La matière noire reste obscure

Il s’agit d’un des plus grands mystères qui entourent l’Univers. Les recherches des expériences n’ont pour l’instant donné aucun résultat ; il faut dire que capturer des particules qui ne semblent pas interagir avec la matière ordinaire est loin d’être facile. L’expérience OSQAR menée au CERN est consacrée à la recherche des axions, qui sont aujourd’hui des favoris parmi les particules candidates pour la matière noire. Pour relever ce grand défi, OSQAR peut compter sur les aimants les plus puissants du monde, ceux du LHC. Dans une publication récente, la collaboration OSQAR a pu confirmer qu’aucun signal d’axion ne se détachait du bruit de fond. En d’autres termes, la chasse continue.

 

L'expérience OSQAR installée dans le hall SM18. (Photo de F. Capello)

OSQAR, une expérience de type « à travers le mur », a été officiellement lancée en 2007, dans le but de détecter des axions, c’est-à-dire des particules qui pourraient être les composants principaux de la matière noire. OSQAR utilise le puissant aimant dipolaire du LHC pour intensifier, à l’aide de forts champs magnétiques, les conversions photon-axion prédites.

 

« Selon la théorie, les axions interagissent très peu avec la matière et ne sont donc pas arrêtés par des barrières optiques, explique Andrzej Siemko, le coordinateur technique d’OSQAR. Nos dernières mesures ont montré que la résolution atteinte ne suffisait pas encore pour détecter indirectement les axions. Notre objectif pour les deux prochaines années est d’accroître la production d'axions en augmentant l’intensité de la lumière, et d’améliorer encore la sensibilité de notre système de détection. »

L’expérience OSQAR comprend deux parties : l’une consacrée à la production d’axions, et l’autre à leur détection. Il est possible de produire des axions à partir de photons générés par une source lumineuse – en l’occurrence un laser – à l'aide d'un très fort champ magnétique. Dans la seconde partie, appelée régénération, une petite quantité de ces axions est reconvertie en photons, qui peuvent être facilement détectés. « Le principe d’OSQAR est relativement simple : en envoyant un faisceau lumineux à travers l’un des côtés d'un mur, nous espérons retrouver de la lumière de l'autre côté », explique Andrzej.

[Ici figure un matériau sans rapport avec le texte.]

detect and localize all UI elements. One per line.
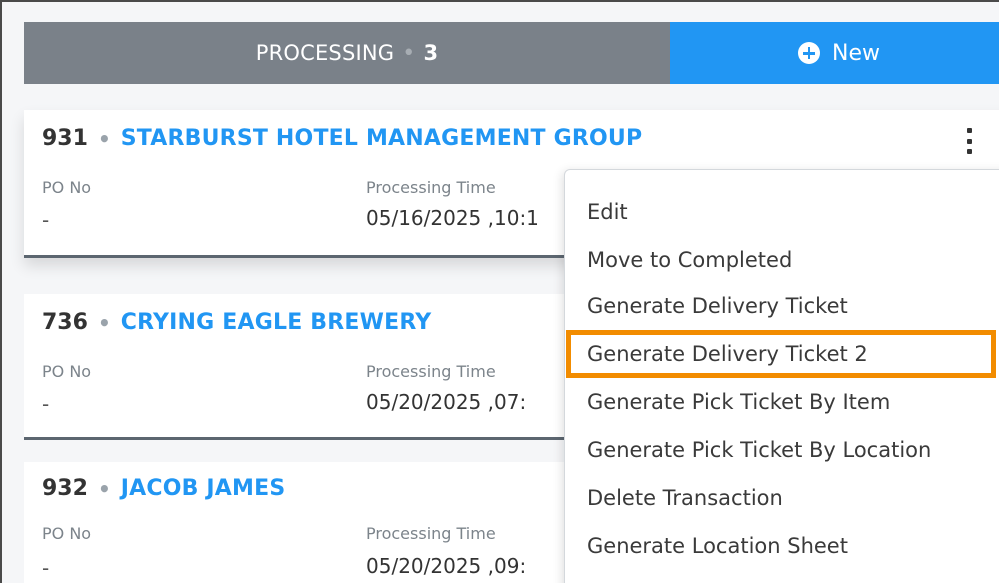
processing-count: 3: [423, 41, 439, 65]
po-value: -: [42, 392, 50, 416]
processing-label: PROCESSING: [255, 41, 395, 65]
processing-time-label: Processing Time: [366, 362, 496, 381]
kebab-menu-icon[interactable]: [964, 128, 974, 154]
header-separator: •: [97, 476, 111, 501]
menu-item-generate-pick-ticket-by-item[interactable]: Generate Pick Ticket By Item: [587, 390, 890, 414]
processing-time-label: Processing Time: [366, 178, 496, 197]
card-header: 736 • CRYING EAGLE BREWERY: [42, 310, 431, 335]
menu-item-move-to-completed[interactable]: Move to Completed: [587, 248, 792, 272]
highlight-box: [566, 330, 996, 378]
processing-time-value: 05/16/2025 ,10:1: [366, 206, 539, 230]
transaction-number: 736: [42, 310, 88, 335]
status-header: PROCESSING • 3 New: [24, 22, 999, 84]
header-separator: •: [97, 126, 111, 151]
app-frame: PROCESSING • 3 New 931 • STARBURST HOTEL…: [0, 0, 999, 583]
card-header: 931 • STARBURST HOTEL MANAGEMENT GROUP: [42, 126, 642, 151]
card-header: 932 • JACOB JAMES: [42, 476, 285, 501]
po-value: -: [42, 556, 50, 580]
plus-circle-icon: [798, 42, 820, 64]
customer-name-link[interactable]: JACOB JAMES: [121, 476, 286, 501]
processing-time-label: Processing Time: [366, 524, 496, 543]
processing-tab[interactable]: PROCESSING • 3: [24, 22, 670, 84]
processing-time-value: 05/20/2025 ,09:: [366, 554, 527, 578]
header-separator: •: [97, 310, 111, 335]
po-label: PO No: [42, 362, 92, 381]
menu-item-generate-pick-ticket-by-location[interactable]: Generate Pick Ticket By Location: [587, 438, 931, 462]
po-value: -: [42, 208, 50, 232]
menu-item-generate-location-sheet[interactable]: Generate Location Sheet: [587, 534, 848, 558]
transaction-number: 931: [42, 126, 88, 151]
transaction-number: 932: [42, 476, 88, 501]
menu-item-edit[interactable]: Edit: [587, 200, 628, 224]
new-button[interactable]: New: [670, 22, 999, 84]
customer-name-link[interactable]: STARBURST HOTEL MANAGEMENT GROUP: [121, 126, 643, 151]
processing-separator: •: [402, 40, 416, 66]
po-label: PO No: [42, 178, 92, 197]
customer-name-link[interactable]: CRYING EAGLE BREWERY: [121, 310, 432, 335]
processing-time-value: 05/20/2025 ,07:: [366, 390, 527, 414]
new-button-label: New: [832, 40, 880, 66]
menu-item-generate-delivery-ticket[interactable]: Generate Delivery Ticket: [587, 294, 848, 318]
menu-item-delete-transaction[interactable]: Delete Transaction: [587, 486, 783, 510]
po-label: PO No: [42, 524, 92, 543]
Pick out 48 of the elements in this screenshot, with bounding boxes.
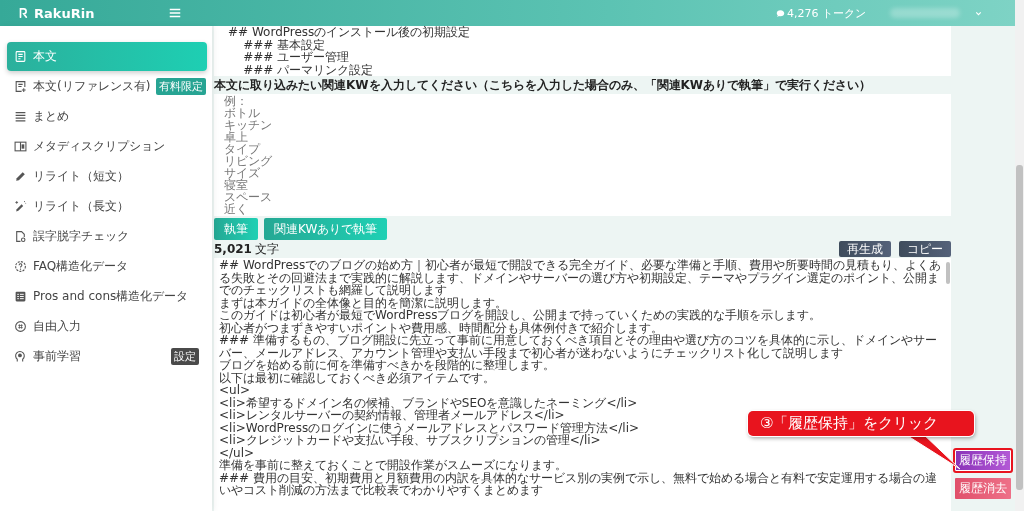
settings-badge: 設定 xyxy=(171,348,199,365)
token-count: 4,276 トークン xyxy=(787,5,866,21)
action-button[interactable]: コピー xyxy=(899,241,951,257)
result-paragraph: 準備を事前に整えておくことで開設作業がスムーズになります。 xyxy=(219,459,567,472)
sidebar-item[interactable]: リライト（短文） xyxy=(7,162,207,191)
magic-pencil-icon xyxy=(14,200,27,213)
sidebar-item[interactable]: 事前学習 設定 xyxy=(7,342,207,371)
result-paragraph: <ul> <li>希望するドメイン名の候補、ブランドやSEOを意識したネーミング</li> <li>レンタルサーバーの契約情報、管理者メールアドレス</li> <li>WordPressのログインに使うメールアドレスとパスワード管理方法</li> <li>クレジットカードや支払い手段、サブスクリプションの管理</li> </ul> xyxy=(219,384,640,459)
blurred-username[interactable] xyxy=(890,8,960,18)
list-icon xyxy=(14,110,27,123)
scrollbar-thumb[interactable] xyxy=(1016,165,1023,490)
result-paragraph: ### 費用の目安、初期費用と月額費用の内訳を具体的なサービス別の実例で示し、無料で始める場合と有料で安定運用する場合の違いやコスト削減の方法まで比較表でわかりやすくまとめます xyxy=(219,471,938,497)
chat-bubble-icon xyxy=(776,8,785,18)
sidebar-item[interactable]: 誤字脱字チェック xyxy=(7,222,207,251)
head-icon xyxy=(14,350,27,363)
action-button[interactable]: 再生成 xyxy=(839,241,891,257)
scrollbar-thumb xyxy=(946,262,950,284)
document-gear-icon xyxy=(14,230,27,243)
question-circle-icon xyxy=(14,260,27,273)
sidebar-item[interactable]: メタディスクリプション xyxy=(7,132,207,161)
checklist-icon xyxy=(14,290,27,303)
book-icon xyxy=(14,140,27,153)
result-paragraph: このガイドは初心者が最短でWordPressブログを開設し、公開まで持っていくための実践的な手順を示します。 xyxy=(219,309,822,322)
sidebar-item[interactable]: Pros and cons構造化データ xyxy=(7,282,207,311)
sidebar-item[interactable]: 本文(リファレンス有) 有料限定 xyxy=(7,72,207,101)
result-paragraph: ### 準備するもの、ブログ開設に先立って事前に用意しておくべき項目とその理由や選び方のコツを具体的に示し、ドメインやサーバー、メールアドレス、アカウント管理や支払い手段まで初心者が迷わないようにチェックリスト化して説明します xyxy=(219,334,938,359)
keyword-input-field[interactable]: 例： ボトル キッチン 卓上 タイプ リビング サイズ 寝室 スペース 近く xyxy=(214,94,951,216)
menu-icon xyxy=(168,6,182,20)
field-label: 本文に取り込みたい関連KWを入力してください（こちらを入力した場合のみ、「関連KWありで執筆」で実行ください） xyxy=(214,79,873,92)
brand-name: RakuRin xyxy=(34,5,96,21)
pencil-icon xyxy=(14,170,27,183)
result-paragraph: ## WordPressでのブログの始め方｜初心者が最短で開設できる完全ガイド、必要な準備と手順、費用や所要時間の見積もり、よくある失敗とその回避法まで実践的に解説します、ドメインやサーバーの選び方や初期設定、テーマやプラグイン選定のポイント、公開までのチェックリストも網羅して説明します xyxy=(219,259,943,297)
output-text-area: ## WordPressのインストール後の初期設定 ### 基本設定 ### ユーザー管理 ### パーマリンク設定 xyxy=(214,26,951,76)
sidebar-item[interactable]: FAQ構造化データ xyxy=(7,252,207,281)
result-paragraph: 以下は最初に確認しておくべき必須アイテムです。 xyxy=(219,371,495,384)
result-paragraph: ブログを始める前に何を準備すべきかを段階的に整理します。 xyxy=(219,359,555,372)
document-plus-icon xyxy=(14,80,27,93)
document-icon xyxy=(14,50,27,63)
logo-icon xyxy=(18,6,28,20)
sidebar-item[interactable]: リライト（長文） xyxy=(7,192,207,221)
keep-history-button[interactable]: 履歴保持 xyxy=(953,448,1013,473)
paid-badge: 有料限定 xyxy=(156,78,207,95)
sidebar-item[interactable]: 自由入力 xyxy=(7,312,207,341)
result-paragraph: 初心者がつまずきやすいポイントや費用感、時間配分も具体例付きで紹介します。 xyxy=(219,321,663,334)
character-count: 5,021 xyxy=(214,242,252,256)
sidebar-item[interactable]: まとめ xyxy=(7,102,207,131)
count-unit: 文字 xyxy=(254,240,279,258)
result-paragraph: まずは本ガイドの全体像と目的を簡潔に説明します。 xyxy=(219,296,507,309)
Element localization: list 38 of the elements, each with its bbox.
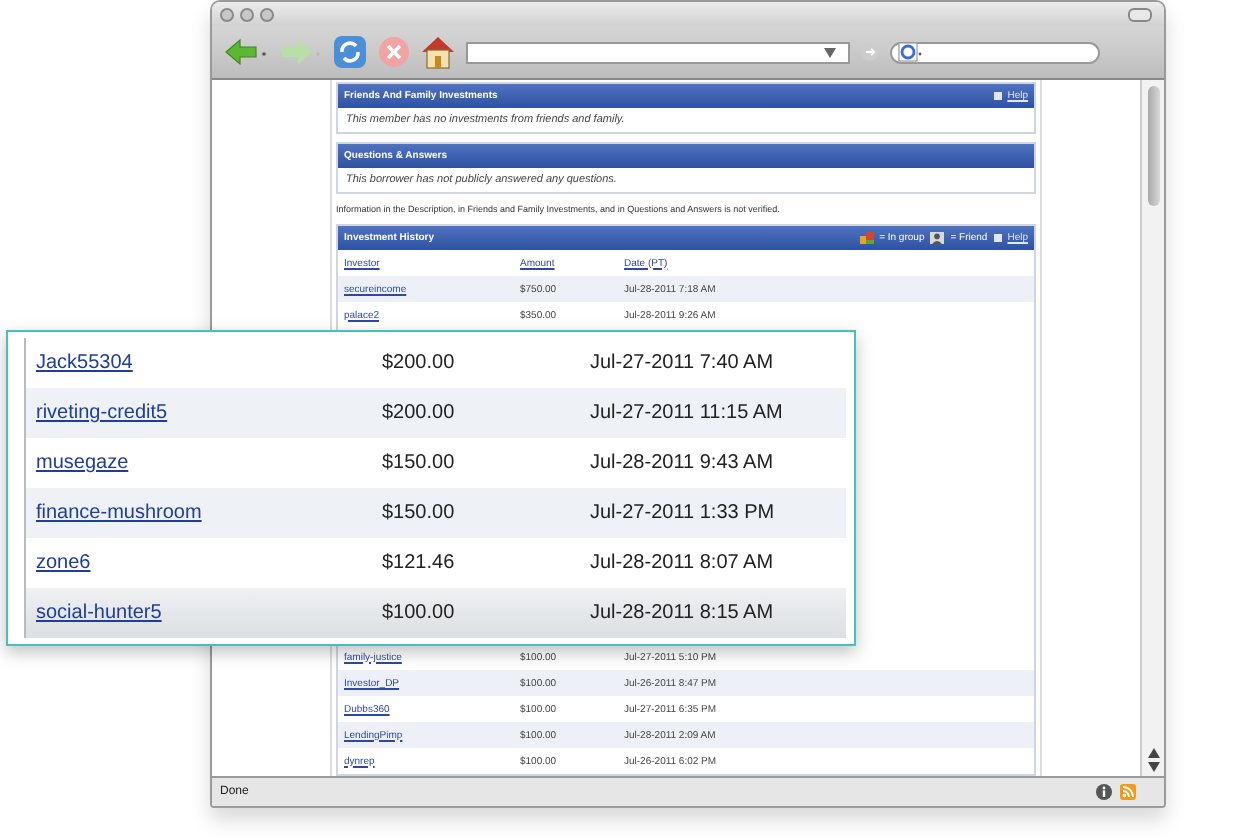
- search-engine-icon[interactable]: [898, 42, 922, 62]
- scroll-up-icon[interactable]: [1147, 748, 1159, 758]
- dropdown-icon[interactable]: [824, 47, 836, 57]
- go-icon[interactable]: [860, 42, 880, 62]
- date-cell: Jul-28-2011 8:07 AM: [590, 552, 774, 574]
- amount-cell-text: $150.00: [382, 452, 457, 474]
- date-cell: Jul-28-2011 8:15 AM: [590, 602, 774, 624]
- date-cell: Jul-27-2011 11:15 AM: [590, 402, 783, 424]
- home-icon[interactable]: [420, 34, 456, 70]
- investor-link[interactable]: Jack55304: [36, 352, 382, 374]
- amount-cell-text: $150.00: [382, 502, 457, 524]
- investor-link[interactable]: musegaze: [36, 452, 382, 474]
- toolbar-toggle-icon[interactable]: [1128, 7, 1152, 21]
- info-icon[interactable]: [1096, 784, 1112, 800]
- investor-link[interactable]: zone6: [36, 552, 382, 574]
- search-field[interactable]: [890, 41, 1100, 63]
- group-icon: [859, 232, 874, 244]
- amount-cell-text: $121.46: [382, 552, 457, 574]
- scrollbar[interactable]: [1140, 80, 1164, 776]
- reload-icon[interactable]: [332, 34, 368, 70]
- stop-icon[interactable]: [378, 36, 410, 68]
- person-icon: [930, 232, 945, 244]
- rss-icon[interactable]: [1120, 784, 1136, 800]
- help-icon: [993, 92, 1002, 100]
- investor-link[interactable]: social-hunter5: [36, 602, 382, 624]
- date-cell: Jul-27-2011 1:33 PM: [590, 502, 775, 524]
- amount-cell-text: $200.00: [382, 402, 457, 424]
- back-icon[interactable]: [224, 36, 268, 68]
- scroll-down-icon[interactable]: [1147, 762, 1159, 772]
- date-cell: Jul-27-2011 7:40 AM: [590, 352, 774, 374]
- scrollbar-thumb[interactable]: [1147, 86, 1159, 206]
- address-field[interactable]: [466, 41, 850, 63]
- help-icon: [993, 234, 1002, 242]
- investor-link[interactable]: riveting-credit5: [36, 402, 382, 424]
- amount-cell-text: $200.00: [382, 352, 457, 374]
- amount-cell-text: $100.00: [382, 602, 457, 624]
- investor-link[interactable]: finance-mushroom: [36, 502, 382, 524]
- date-cell: Jul-28-2011 9:43 AM: [590, 452, 774, 474]
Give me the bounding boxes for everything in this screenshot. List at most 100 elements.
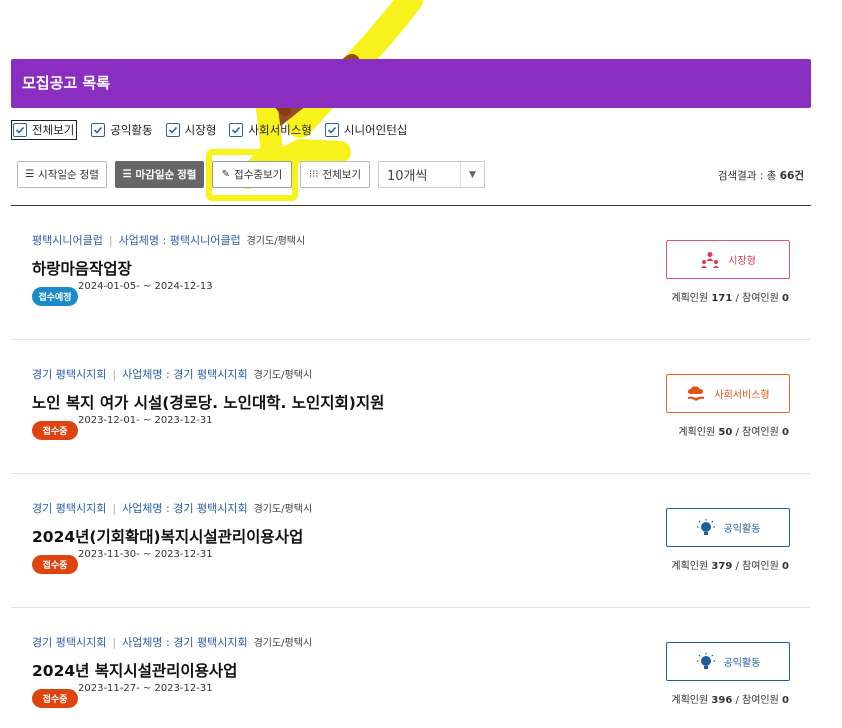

« Par rapport à d’autres expériences poursuivant le même but, OSQAR peut compter sur le champ magnétique le plus puissant jamais utilisé pour ce type d'expériences. Les aimants dipolaires dernier cri du LHC – générant 9 teslas sur 14 m de longueur – sont utilisés pour les conversions photon-axion-photon dans le vide ou à l'aide d'un gaz de remplissage d’une pression donnée, qui sert de milieu d’amplification. Pour la première fois en 2010, l’expérience a utilisé deux aimants LHC alignés dans le hall SM 18 et les résultats enregistrés ont récemment été soumis pour publication. Nous avons ainsi pu améliorer la sensibilité et la résolution », ajoute Pierre Pugnat, porte-parole d'OSQAR.

OSQAR n’est pas le seul projet de recherche sur les axions au CERN ; il y a aussi le projet CAST. « Nous pouvons dire que CAST et OSQAR sont complémentaires : les deux recherchent des axions, mais selon un principe légèrement différent, explique Andrzej Siemko. Alors que CAST fonctionne un peu comme un télescope pointé vers le Soleil, tentant d'enregistrer d’hypothétiques axions dans ses réactions nucléaires, OSQAR produit lui-même des axions. » 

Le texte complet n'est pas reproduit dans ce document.